Matt Hancock has announced the creation of NHSX, a new digital transformation body within the health service. The unit will bring together multiple agencies across the health sector, including NHS Digital, the Department of Health and Social Care and NHS Improvement. It also aims to unite leaders from policy-making bodies and the digital economy, drawing on experts in tech, digital, data and cyber security.
Since moving from DCMS to Health in July 2018, Hancock has identified technological improvement within the NHS as a top priority, launching a tech vision in October 2018 and devoting a large amount of time to the issue in the recently-released Long Term Plan (LTP). The Health Secretary has frequently called on the NHS to speed up its adoption of digital services; in December 2018 he banned fax machines and in early 2019 he called for email to replace paper.
NHSX will focus on three core areas: technology to give staff more free time, increasing early diagnosis of diseases, and improving patient data-sharing across the system. The unit will set policy, secure standards across England and share best practice. NHSX aims to support the commitments made in the LTP to expand the availability of the NHS App and the NHS Digital Academy programme.
Following the announcement, the Government also published a new code of conduct for AI systems used in the NHS, which, among other things, seeks to ensure safety and privacy of data-driven technology, as well as promoting the UK as a top destination for healthtech investment.
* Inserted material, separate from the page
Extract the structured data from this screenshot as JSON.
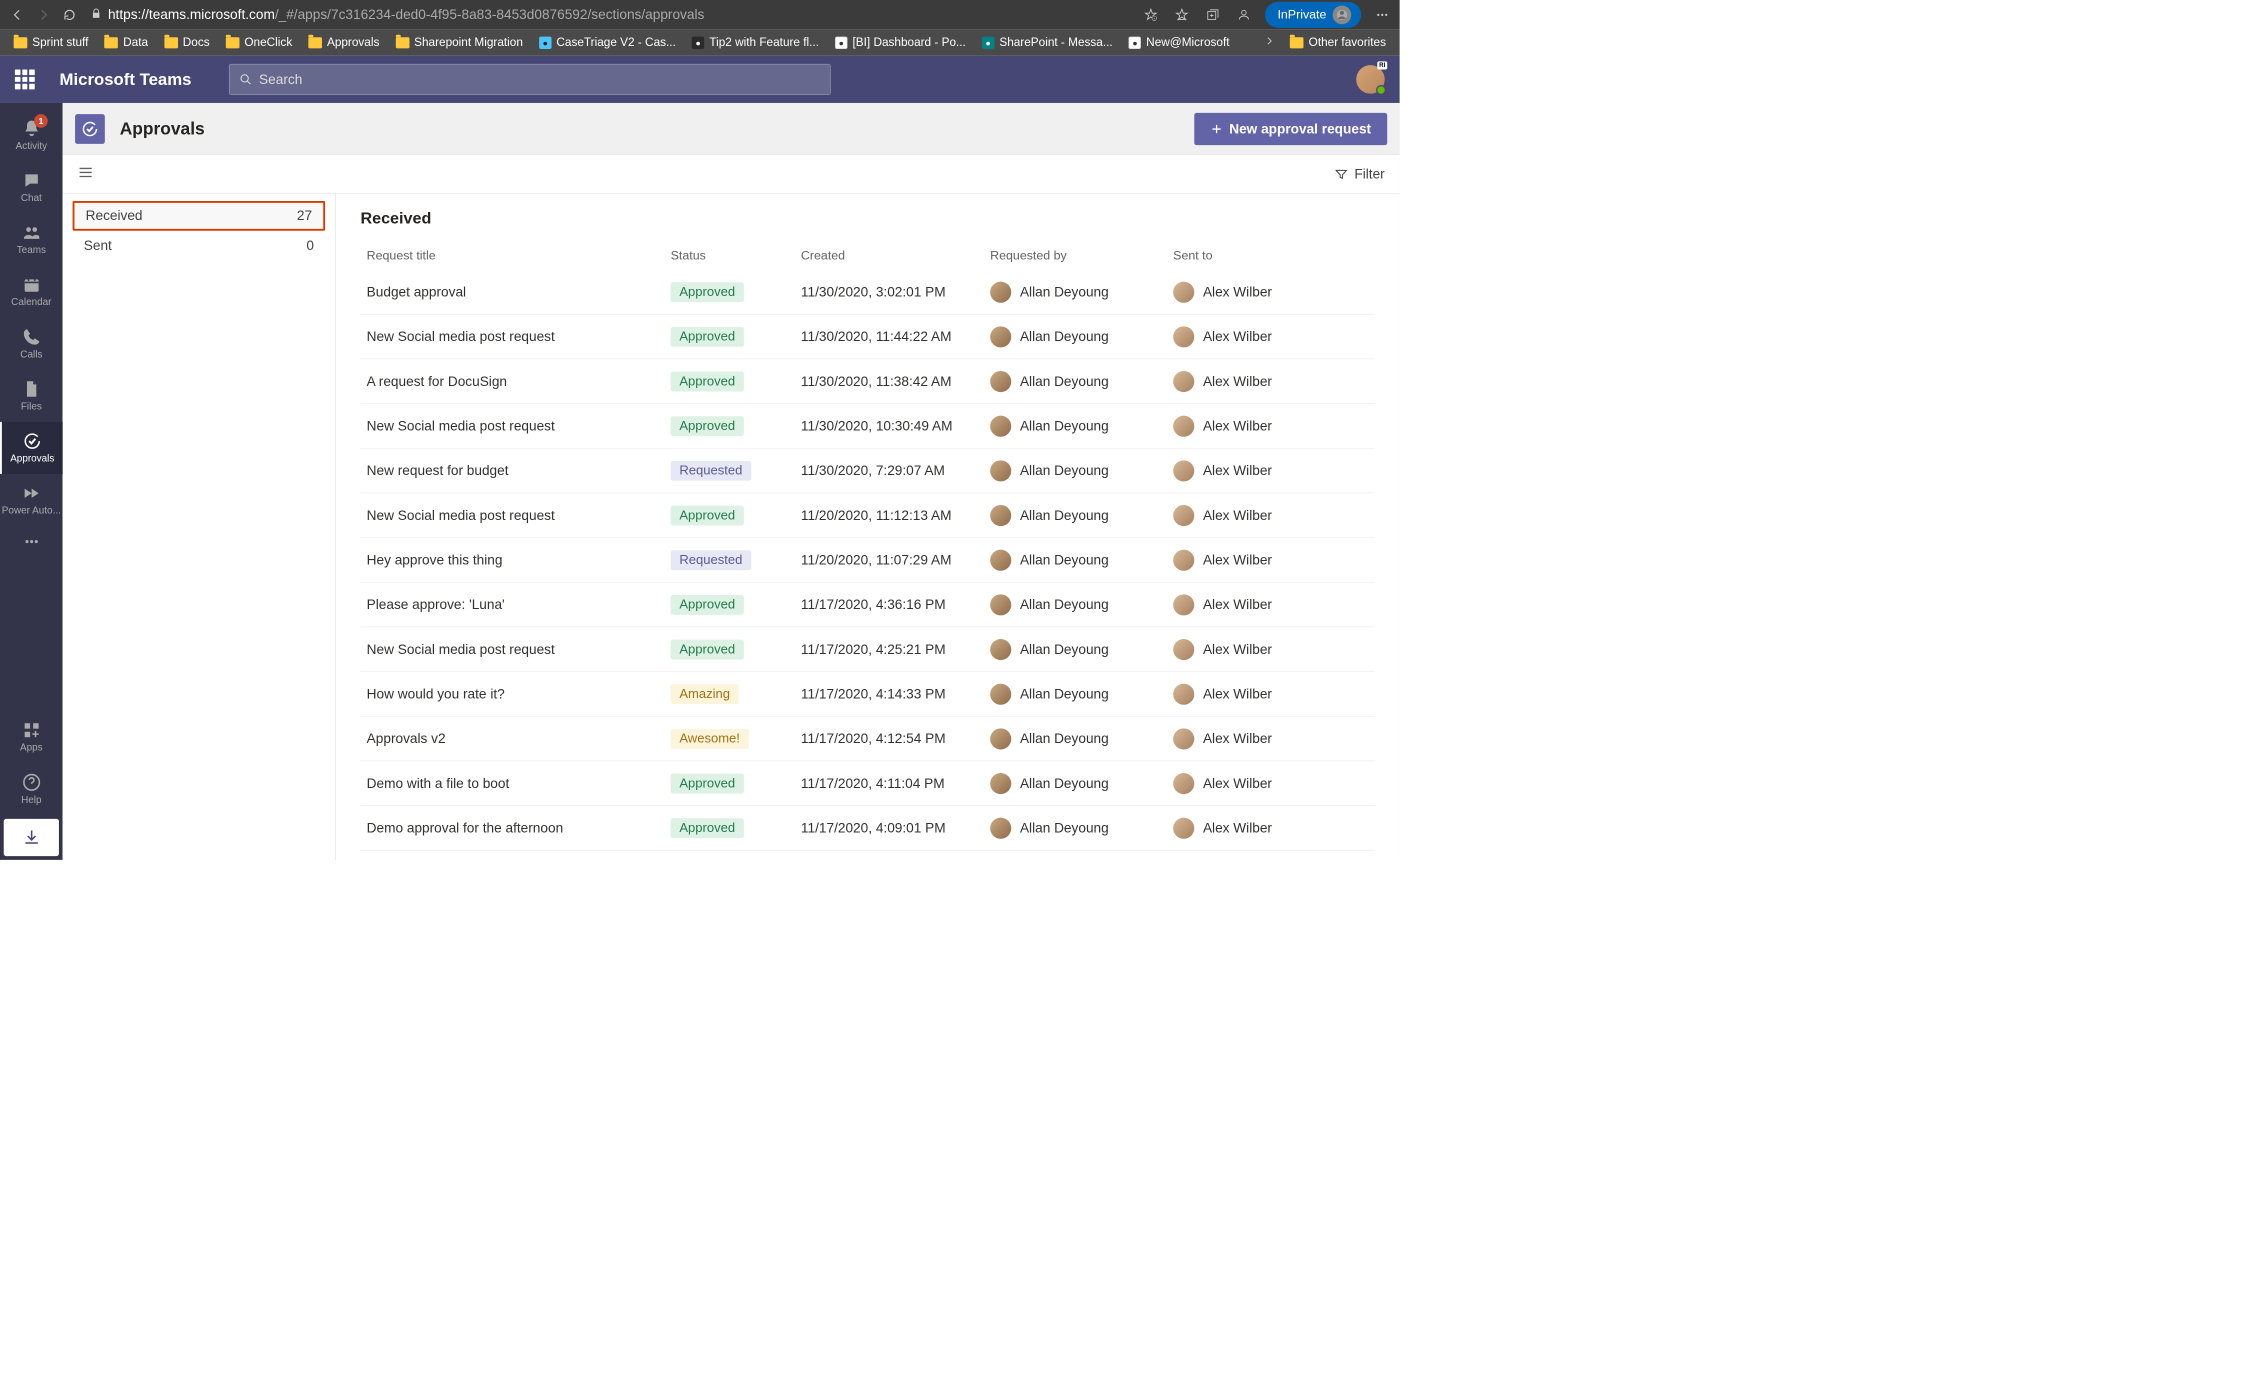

It is understood that NHSX will seek an ‘open door’ policy with the technology sector, working closely with industry to improve clinical care.
The new unit will have its own CEO reporting to the Health Secretary, NHSI and NHS England, and will work alongside wider Government functions including the Government Digital Service. NHSX will ensure that all source code is open, meaning anyone who wants to write code for the NHS can understand the current areas of need. Procurement of services will also be reformed, providing greater assistance to the NHS when buying technology.
This focus on health tech follows Hancock’s previous work as Secretary of State for Digital, Culture, Media and Sport, which included the creation of the infamous Matt Hancock App. Commenting on the launch of NHSX, Hancock said, ‘This is just the beginning of the tech revolution, building on our Long Term Plan to create a predictive, preventative and unrivalled NHS’.
Although largely well-received by the health sector, questions still remain over the safety and security of using data-driven technology across the health service, which often deals with highly sensitive patient data. It also remains to be seen how effective the relationship between NHSX and the tech industry will be, and to what extent patients and staff will be involved in reforming digital services in the NHS.